Per chi crede, come me, è rilevante l’aspetto religioso: qual è lo stato di salute della Chiesa? Quali sfide attendono i cattolici oggi?
Ma adesso avverto, soprattutto, il desiderio del ricordo personale.
Ho avuto la fortuna di incontrare molte volte il Papa. Francesco non amava il protocollo. E dunque è capitato in più di una circostanza di andare a trovarlo senza dirlo a nessuno, se non agli uomini della scorta. Uscivo in incognito da Palazzo Chigi con una utilitaria, ed entravo in Vaticano, a Santa Marta, per dialogare in modo informale con Papa Bergoglio. Erano scambi di opinione soprattutto sulle vicende internazionali, in una stagione segnata dagli attentati degli estremisti islamici. Tengo per me, come è giusto, il contenuto di quei dialoghi ma mi colpisce un particolare: tutte le volte che finivamo di parlare il Papa mi accompagnava fino alla macchina. Anche quando aveva mal di schiena (allora capitava spesso) si aggrappava al corrimano, saliva le scale e aspettava che uscissi e salissi in auto. E quando gli dicevo: Santo Padre, stia qui, salutiamoci adesso, non si preoccupi, mi rispondeva che lo faceva con tutti e che era un dovere di ospitalità.
Piccoli gesti di attenzione.
Come quello che volle regalarci nelle prime settimane della mia esperienza di Governo nell’aprile 2014. Con Agnese, Francesco, Emanuele e Ester entriamo a Santa Marta per un incontro strettamente privato. Nessun fotografo. La famiglia è naturalmente scombussolata dal cambiamento di vita. Papa Francesco resta da solo per oltre mezz’ora con noi, a parlare con i ragazzi. Il Papa ci accoglie e ci fa sentire a casa. Chiede ai figli come va a scuola. Si mette in cerchio con noi e propone di recitare tutti insieme un’Ave Maria.
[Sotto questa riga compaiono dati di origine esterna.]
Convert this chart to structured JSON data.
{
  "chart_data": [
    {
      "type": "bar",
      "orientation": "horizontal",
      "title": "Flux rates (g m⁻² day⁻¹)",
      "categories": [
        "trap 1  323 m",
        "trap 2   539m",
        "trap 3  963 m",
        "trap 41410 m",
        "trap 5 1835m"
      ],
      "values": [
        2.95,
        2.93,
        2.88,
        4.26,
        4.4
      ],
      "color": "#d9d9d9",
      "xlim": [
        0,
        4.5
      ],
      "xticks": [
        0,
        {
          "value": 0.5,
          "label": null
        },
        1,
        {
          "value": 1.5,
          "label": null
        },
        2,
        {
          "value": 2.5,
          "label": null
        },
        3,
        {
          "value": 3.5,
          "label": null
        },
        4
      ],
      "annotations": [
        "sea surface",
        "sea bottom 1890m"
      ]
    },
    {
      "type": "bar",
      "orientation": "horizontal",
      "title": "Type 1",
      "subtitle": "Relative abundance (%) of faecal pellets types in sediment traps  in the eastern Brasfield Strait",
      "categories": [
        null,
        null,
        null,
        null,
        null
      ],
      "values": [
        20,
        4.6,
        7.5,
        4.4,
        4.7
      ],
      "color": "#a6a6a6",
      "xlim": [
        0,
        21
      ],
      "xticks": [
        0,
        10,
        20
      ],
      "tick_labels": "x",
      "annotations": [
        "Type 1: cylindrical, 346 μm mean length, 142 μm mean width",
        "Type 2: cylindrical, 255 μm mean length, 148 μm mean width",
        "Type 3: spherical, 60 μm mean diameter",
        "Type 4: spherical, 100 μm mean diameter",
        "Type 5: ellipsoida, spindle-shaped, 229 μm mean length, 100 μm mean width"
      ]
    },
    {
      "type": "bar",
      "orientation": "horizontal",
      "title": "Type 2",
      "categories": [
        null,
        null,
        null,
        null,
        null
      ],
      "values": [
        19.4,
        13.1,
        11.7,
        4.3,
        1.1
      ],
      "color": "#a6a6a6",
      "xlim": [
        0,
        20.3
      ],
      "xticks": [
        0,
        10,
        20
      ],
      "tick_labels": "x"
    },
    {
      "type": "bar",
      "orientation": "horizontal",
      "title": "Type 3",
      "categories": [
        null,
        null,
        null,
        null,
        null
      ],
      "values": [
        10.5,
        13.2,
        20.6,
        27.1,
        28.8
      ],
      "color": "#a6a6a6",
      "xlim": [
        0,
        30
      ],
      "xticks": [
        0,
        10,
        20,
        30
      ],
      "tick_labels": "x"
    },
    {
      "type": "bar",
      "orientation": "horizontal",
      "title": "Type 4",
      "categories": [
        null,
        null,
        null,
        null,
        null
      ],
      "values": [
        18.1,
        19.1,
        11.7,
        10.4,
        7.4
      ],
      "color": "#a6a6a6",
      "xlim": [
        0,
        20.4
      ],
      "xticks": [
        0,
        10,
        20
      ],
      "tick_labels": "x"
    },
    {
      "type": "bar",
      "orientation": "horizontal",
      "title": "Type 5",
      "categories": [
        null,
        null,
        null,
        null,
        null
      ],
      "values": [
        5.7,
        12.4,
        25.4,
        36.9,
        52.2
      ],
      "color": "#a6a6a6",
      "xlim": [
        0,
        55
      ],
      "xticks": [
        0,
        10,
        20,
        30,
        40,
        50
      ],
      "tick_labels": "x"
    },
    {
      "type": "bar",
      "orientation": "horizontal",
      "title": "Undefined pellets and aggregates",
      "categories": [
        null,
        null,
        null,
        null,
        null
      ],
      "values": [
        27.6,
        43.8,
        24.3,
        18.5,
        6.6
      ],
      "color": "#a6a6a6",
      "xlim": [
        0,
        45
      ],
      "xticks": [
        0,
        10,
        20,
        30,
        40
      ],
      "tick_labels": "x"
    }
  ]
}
Alla fine della preghiera Emanuele dice la cosa più semplice e più bella: sembra di stare con Padre Enrico. Padre Enrico è il sacerdote gesuita che la nostra famiglia aveva imparato a conoscere ed apprezzare durante i periodi di “discernimento” che la spiritualità ignaziana offre. Essere nel cuore del Vaticano e sentirsi come in famiglia.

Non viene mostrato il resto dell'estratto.